To recap, the Lambda Architecture would typically employ a Kafka consumer or microservice to gather all data from Kafka, storing intermediary OEE results (like an hourly OEE) in a database. The serving layer would then consolidate these OEE results into a larger timeframe, such as a weekly OEE, and retrieve the most recent data from the speed layer to ensure the OEE is up to date. While this might seem excessive for OEE calculations, for other applications like AI model building, such an approach might be justified. Consequently, we've included it in this article to present a comprehensive architecture.
In the UMH, we do not provide a solution for the data warehouse, but our experience suggests that most business analysts are quite satisfied with a continuous stream of all changes in Kafka, simplifying the analytics process.
Summary
Reflecting on my initial mantra, "Never change a running system," you can now appreciate its depth. It's not about being resistant to innovation or change, but leveraging existing, well-established tools and techniques to address our challenges. In this context, it translates to understanding how we can harness the power of familiar systems to integrate the Unified Namespace into our enterprise landscape successfully. We don't need to reinvent the wheel - just learn to use it more efficiently.
Throughout this journey, we began by understanding the distinct data requirements of frontline workers and business analysts, highlighting the roles of OLTP and OLAP databases. Moving forward, we dived into the nuances of managing large volumes of real-time and historical data through the lens of the Lambda Architecture. Finally, we brought these elements together, offering a practical approach to seamlessly integrate the Unified Namespace into your enterprise landscape.
Our aim is to foster understanding and inspire action. Therefore, let me reiterate the crux of our exploration: integrating the Unified Namespace into your enterprise architecture enables real-time and historical data management, effectively bridging the gap between your operational technology (OT) systems and your IT landscape.
Acknowledgement
Thank you to the following persons for providing me with feedback and guiding me through writing this article:
- Pascal Brokmeier
- Kai Waehner
- Akos Csiszar
- Daniel Helmersson
- ChatGPT (for helping me write proper sentences)

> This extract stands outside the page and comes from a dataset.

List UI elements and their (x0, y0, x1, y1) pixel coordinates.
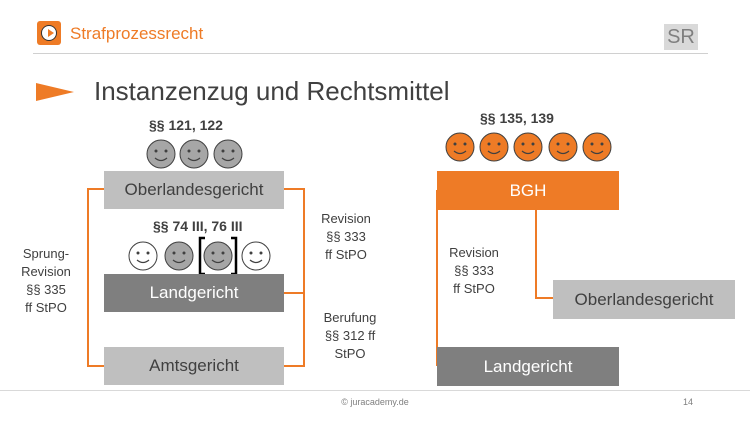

And of course our customers and community members for their feedback.
TL;DR powered by ChatGPT
The article explains how to integrate a Unified Namespace (UNS) into enterprise architecture, specifically focusing on frontline workers and business analysts' diverse data needs. It highlights the role of OLTP and OLAP databases, the Lambda Architecture for handling real-time and historical data, and the concept of real-time ETL processes. The author suggests utilizing the UNS as the speed layer within the Lambda Architecture, bridging the gap between OLTP and OLAP systems. The piece concludes with a practical guide on harmoniously merging these components in a manufacturing setup, presenting the United Manufacturing Hub as a real-world example.